Another example with broad application is logging. I have several customers using JMS messages to capture log records from across the network and forward them to a hub of central servers. Because it is JMS, the central hub can be highly available by using redundant servers and can scale horizontally to absorb seasonal loads.
For pub/sub an example I really liked is from an insurance company. They publish events on topics that are subscribed in various call centers, internal news tickers and to business partners. During a hurricane a few years back, these events included updates on landfall predictions and then after the storm passed the updates included locations of mobile claims adjusters and other support services. Pub/Sub was a great way to coordinate this massive mobilization of personnel and communicate back to ground support back at headquarters.

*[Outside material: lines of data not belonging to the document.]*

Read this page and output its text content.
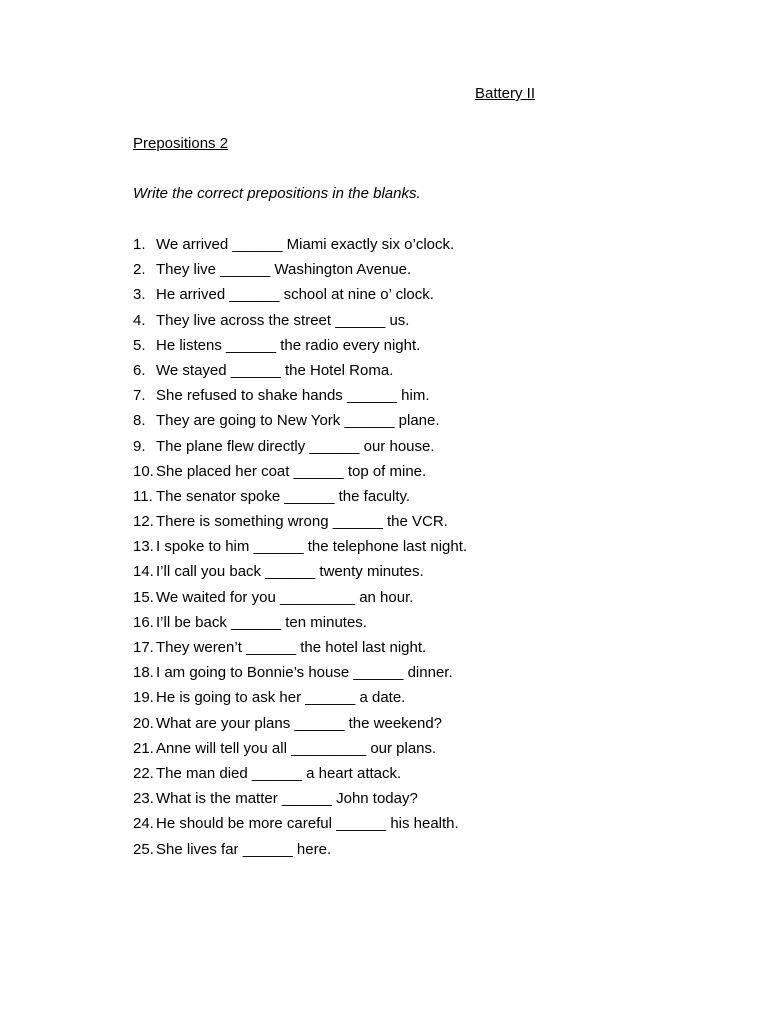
Battery II
Prepositions 2
Write the correct prepositions in the blanks.
1. We arrived ______ Miami exactly six o’clock.
2. They live ______ Washington Avenue.
3. He arrived ______ school at nine o’ clock.
4. They live across the street ______ us.
5. He listens ______ the radio every night.
6. We stayed ______ the Hotel Roma.
7. She refused to shake hands ______ him.
8. They are going to New York ______ plane.
9. The plane flew directly ______ our house.
10. She placed her coat ______ top of mine.
11. The senator spoke ______ the faculty.
12. There is something wrong ______ the VCR.
13. I spoke to him ______ the telephone last night.
14. I’ll call you back ______ twenty minutes.
15. We waited for you _________ an hour.
16. I’ll be back ______ ten minutes.
17. They weren’t ______ the hotel last night.
18. I am going to Bonnie’s house ______ dinner.
19. He is going to ask her ______ a date.
20. What are your plans ______ the weekend?
21. Anne will tell you all _________ our plans.
22. The man died ______ a heart attack.
23. What is the matter ______ John today?
24. He should be more careful ______ his health.
25. She lives far ______ here.
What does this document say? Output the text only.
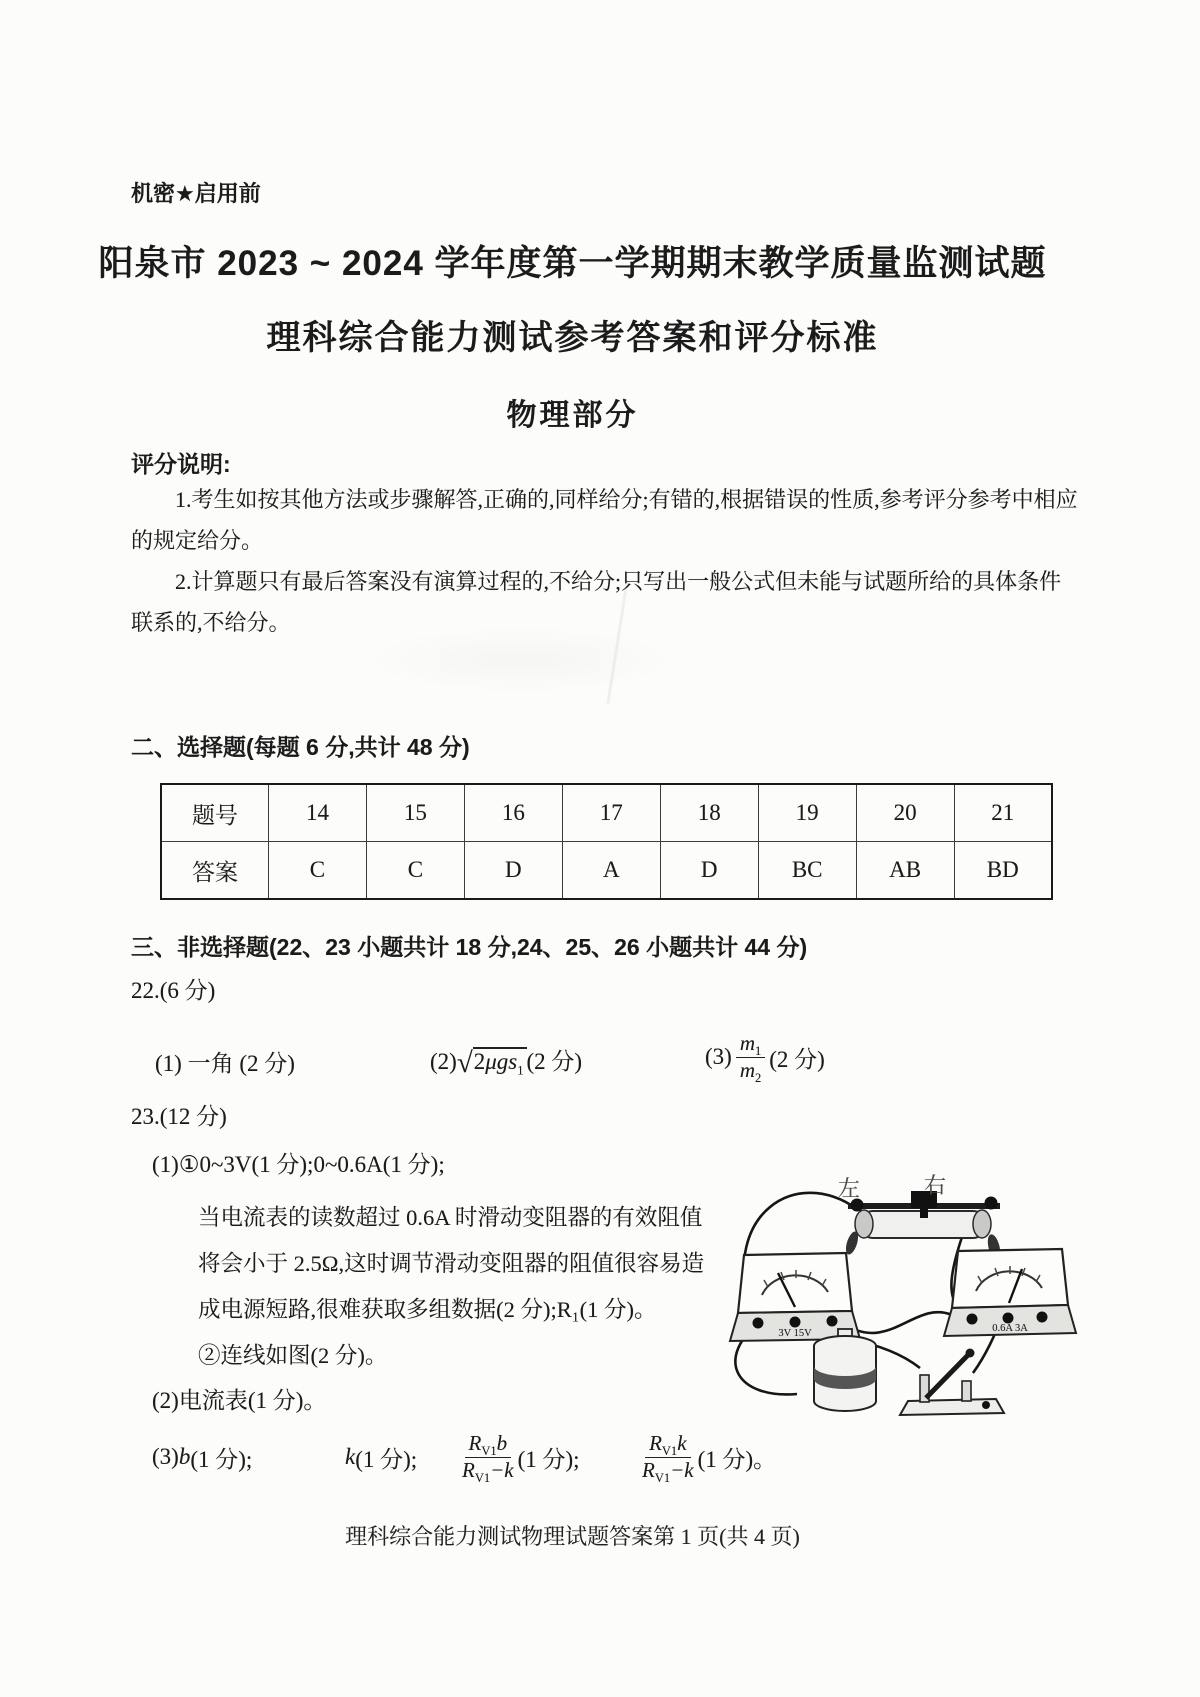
机密★启用前
阳泉市 2023 ~ 2024 学年度第一学期期末教学质量监测试题
理科综合能力测试参考答案和评分标准
物理部分
评分说明:

1.考生如按其他方法或步骤解答,正确的,同样给分;有错的,根据错误的性质,参考评分参考中相应的规定给分。

2.计算题只有最后答案没有演算过程的,不给分;只写出一般公式但未能与试题所给的具体条件联系的,不给分。

二、选择题(每题 6 分,共计 48 分)
题号	14	15	16	17	18	19	20	21
答案	C	C	D	A	D	BC	AB	BD
三、非选择题(22、23 小题共计 18 分,24、25、26 小题共计 44 分)
22.(6 分)
(1) 一角 (2 分)	(2)√2μgs$_1$ (2 分)	$(3) \frac{m_1}{m_2} (2$ 分)
23.(12 分)
(1)①0~3V(1 分);0~0.6A(1 分);
当电流表的读数超过 0.6A 时滑动变阻器的有效阻值
将会小于 2.5Ω,这时调节滑动变阻器的阻值很容易造
成电源短路,很难获取多组数据(2 分);R₁(1 分)。
②连线如图(2 分)。
(2)电流表(1 分)。
(3) b (1 分);	k (1 分); $\frac{R_{V1}b}{R_{V1}-k} (1$ 分);	$\frac{R_{V1}k}{R_{V1}-k} (1$ 分)。
左	右
3V 15V	0.6A 3A
理科综合能力测试物理试题答案第 1 页(共 4 页)
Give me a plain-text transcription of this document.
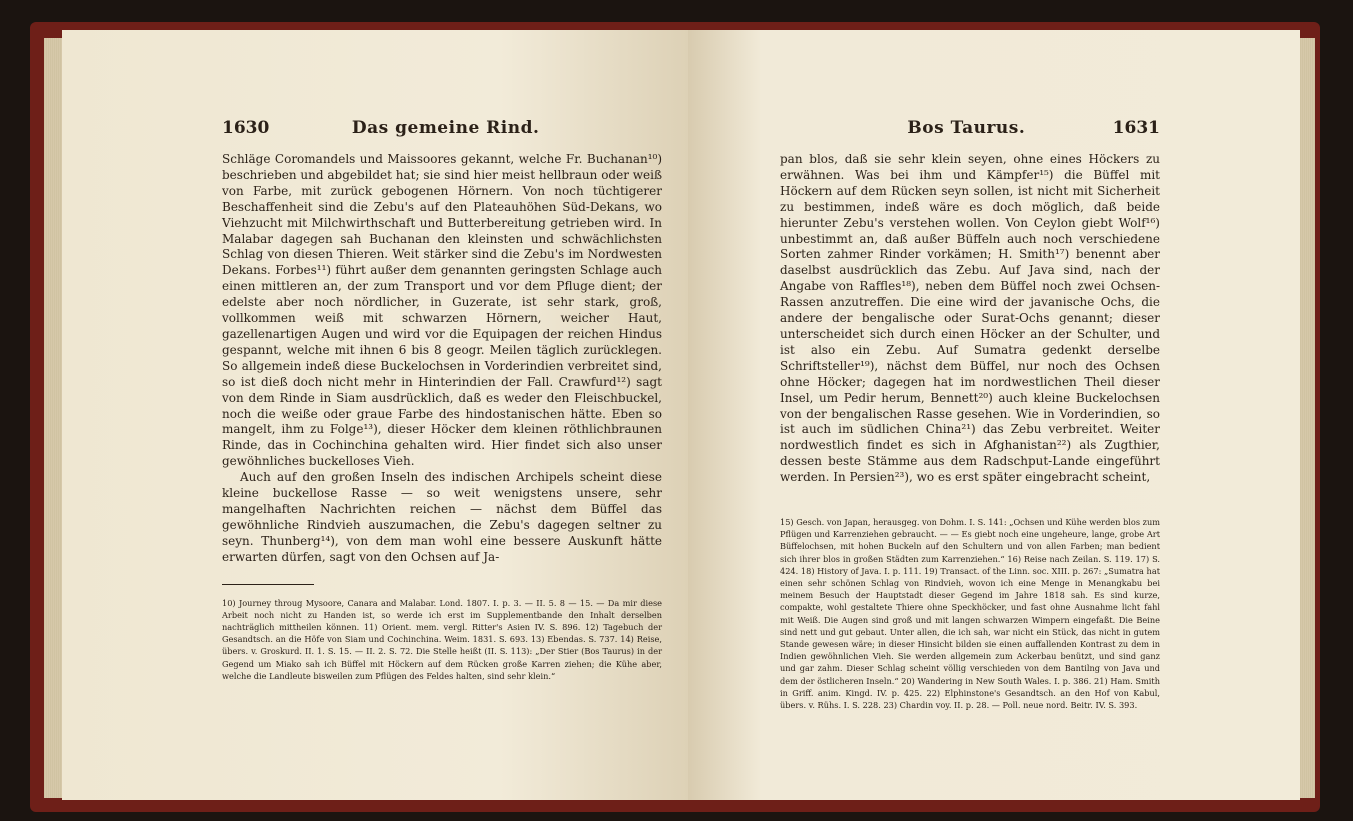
1630	Das gemeine Rind.

Schläge Coromandels und Maissoores gekannt, welche Fr. Buchanan¹⁰) beschrieben und abgebildet hat; sie sind hier meist hellbraun oder weiß von Farbe, mit zurück gebogenen Hörnern. Von noch tüchtigerer Beschaffenheit sind die Zebu's auf den Plateauhöhen Süd-Dekans, wo Viehzucht mit Milchwirthschaft und Butterbereitung getrieben wird. In Malabar dagegen sah Buchanan den kleinsten und schwächlichsten Schlag von diesen Thieren. Weit stärker sind die Zebu's im Nordwesten Dekans. Forbes¹¹) führt außer dem genannten geringsten Schlage auch einen mittleren an, der zum Transport und vor dem Pfluge dient; der edelste aber noch nördlicher, in Guzerate, ist sehr stark, groß, vollkommen weiß mit schwarzen Hörnern, weicher Haut, gazellenartigen Augen und wird vor die Equipagen der reichen Hindus gespannt, welche mit ihnen 6 bis 8 geogr. Meilen täglich zurücklegen. So allgemein indeß diese Buckelochsen in Vorderindien verbreitet sind, so ist dieß doch nicht mehr in Hinterindien der Fall. Crawfurd¹²) sagt von dem Rinde in Siam ausdrücklich, daß es weder den Fleischbuckel, noch die weiße oder graue Farbe des hindostanischen hätte. Eben so mangelt, ihm zu Folge¹³), dieser Höcker dem kleinen röthlichbraunen Rinde, das in Cochinchina gehalten wird. Hier findet sich also unser gewöhnliches buckelloses Vieh.

Auch auf den großen Inseln des indischen Archipels scheint diese kleine buckellose Rasse — so weit wenigstens unsere, sehr mangelhaften Nachrichten reichen — nächst dem Büffel das gewöhnliche Rindvieh auszumachen, die Zebu's dagegen seltner zu seyn. Thunberg¹⁴), von dem man wohl eine bessere Auskunft hätte erwarten dürfen, sagt von den Ochsen auf Ja-

10) Journey throug Mysoore, Canara and Malabar. Lond. 1807. I. p. 3. — II. 5. 8 — 15. — Da mir diese Arbeit noch nicht zu Handen ist, so werde ich erst im Supplementbande den Inhalt derselben nachträglich mittheilen können. 11) Orient. mem. vergl. Ritter's Asien IV. S. 896. 12) Tagebuch der Gesandtsch. an die Höfe von Siam und Cochinchina. Weim. 1831. S. 693. 13) Ebendas. S. 737. 14) Reise, übers. v. Groskurd. II. 1. S. 15. — II. 2. S. 72. Die Stelle heißt (II. S. 113): „Der Stier (Bos Taurus) in der Gegend um Miako sah ich Büffel mit Höckern auf dem Rücken große Karren ziehen; die Kühe aber, welche die Landleute bisweilen zum Pflügen des Feldes halten, sind sehr klein.“

Bos Taurus.	1631

pan blos, daß sie sehr klein seyen, ohne eines Höckers zu erwähnen. Was bei ihm und Kämpfer¹⁵) die Büffel mit Höckern auf dem Rücken seyn sollen, ist nicht mit Sicherheit zu bestimmen, indeß wäre es doch möglich, daß beide hierunter Zebu's verstehen wollen. Von Ceylon giebt Wolf¹⁶) unbestimmt an, daß außer Büffeln auch noch verschiedene Sorten zahmer Rinder vorkämen; H. Smith¹⁷) benennt aber daselbst ausdrücklich das Zebu. Auf Java sind, nach der Angabe von Raffles¹⁸), neben dem Büffel noch zwei Ochsen-Rassen anzutreffen. Die eine wird der javanische Ochs, die andere der bengalische oder Surat-Ochs genannt; dieser unterscheidet sich durch einen Höcker an der Schulter, und ist also ein Zebu. Auf Sumatra gedenkt derselbe Schriftsteller¹⁹), nächst dem Büffel, nur noch des Ochsen ohne Höcker; dagegen hat im nordwestlichen Theil dieser Insel, um Pedir herum, Bennett²⁰) auch kleine Buckelochsen von der bengalischen Rasse gesehen. Wie in Vorderindien, so ist auch im südlichen China²¹) das Zebu verbreitet. Weiter nordwestlich findet es sich in Afghanistan²²) als Zugthier, dessen beste Stämme aus dem Radschput-Lande eingeführt werden. In Persien²³), wo es erst später eingebracht scheint,

15) Gesch. von Japan, herausgeg. von Dohm. I. S. 141: „Ochsen und Kühe werden blos zum Pflügen und Karrenziehen gebraucht. — — Es giebt noch eine ungeheure, lange, grobe Art Büffelochsen, mit hohen Buckeln auf den Schultern und von allen Farben; man bedient sich ihrer blos in großen Städten zum Karrenziehen.“ 16) Reise nach Zeilan. S. 119. 17) S. 424. 18) History of Java. I. p. 111. 19) Transact. of the Linn. soc. XIII. p. 267: „Sumatra hat einen sehr schönen Schlag von Rindvieh, wovon ich eine Menge in Menangkabu bei meinem Besuch der Hauptstadt dieser Gegend im Jahre 1818 sah. Es sind kurze, compakte, wohl gestaltete Thiere ohne Speckhöcker, und fast ohne Ausnahme licht fahl mit Weiß. Die Augen sind groß und mit langen schwarzen Wimpern eingefaßt. Die Beine sind nett und gut gebaut. Unter allen, die ich sah, war nicht ein Stück, das nicht in gutem Stande gewesen wäre; in dieser Hinsicht bilden sie einen auffallenden Kontrast zu dem in Indien gewöhnlichen Vieh. Sie werden allgemein zum Ackerbau benützt, und sind ganz und gar zahm. Dieser Schlag scheint völlig verschieden von dem Bantilng von Java und dem der östlicheren Inseln.“ 20) Wandering in New South Wales. I. p. 386. 21) Ham. Smith in Griff. anim. Kingd. IV. p. 425. 22) Elphinstone's Gesandtsch. an den Hof von Kabul, übers. v. Rühs. I. S. 228. 23) Chardin voy. II. p. 28. — Poll. neue nord. Beitr. IV. S. 393.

A more mundane pub/sub use case with broad applicability is systems management. Instrumented applications can publish their status and interested parties can receive those notifications. If something is acting weird in Production, the administrator can dynamically enable a subscription to a stream of diagnostics. Ordinarily with no subscribers, the diagnostics are not produced. However, without any interruption in the running system, simply by subscribing, diagnostic messages from the app are produced on demand.
It's actually harder to find examples where JMS messaging should not be used. The most common contraindications are truly synchronous messaging and a requirement to process messages in strict sequence. All JMS providers I'm aware of make allowances for these requirements to varying degrees and I'm aware of many deployments of systems with these requirements. However the ideal use cases for JMS messaging are truly asynchronous or pseudo-synchronous communication and messages that are atomic (that is to say messages have no dependencies on each other or to specific broker instances).
Here are some of the scenarios where we (food retailer) use messaging:
-connection systems between remote locations, in our case POS and inventory management systems in stores, and central ERP and forecast systems: master data changes are sent as XML messages from the central ERP system to the store systems. the store systems send changes in inventory, orders and sales to the central systems. This is completely PTP based, as the master data is unique for each store.
-usage as a central messaging backbone, either directly for systems that are capable to do messaging, or via some adapter functionality for databases, files, SAP systems or HTTP. Here the messaging system builds the base for our ESB.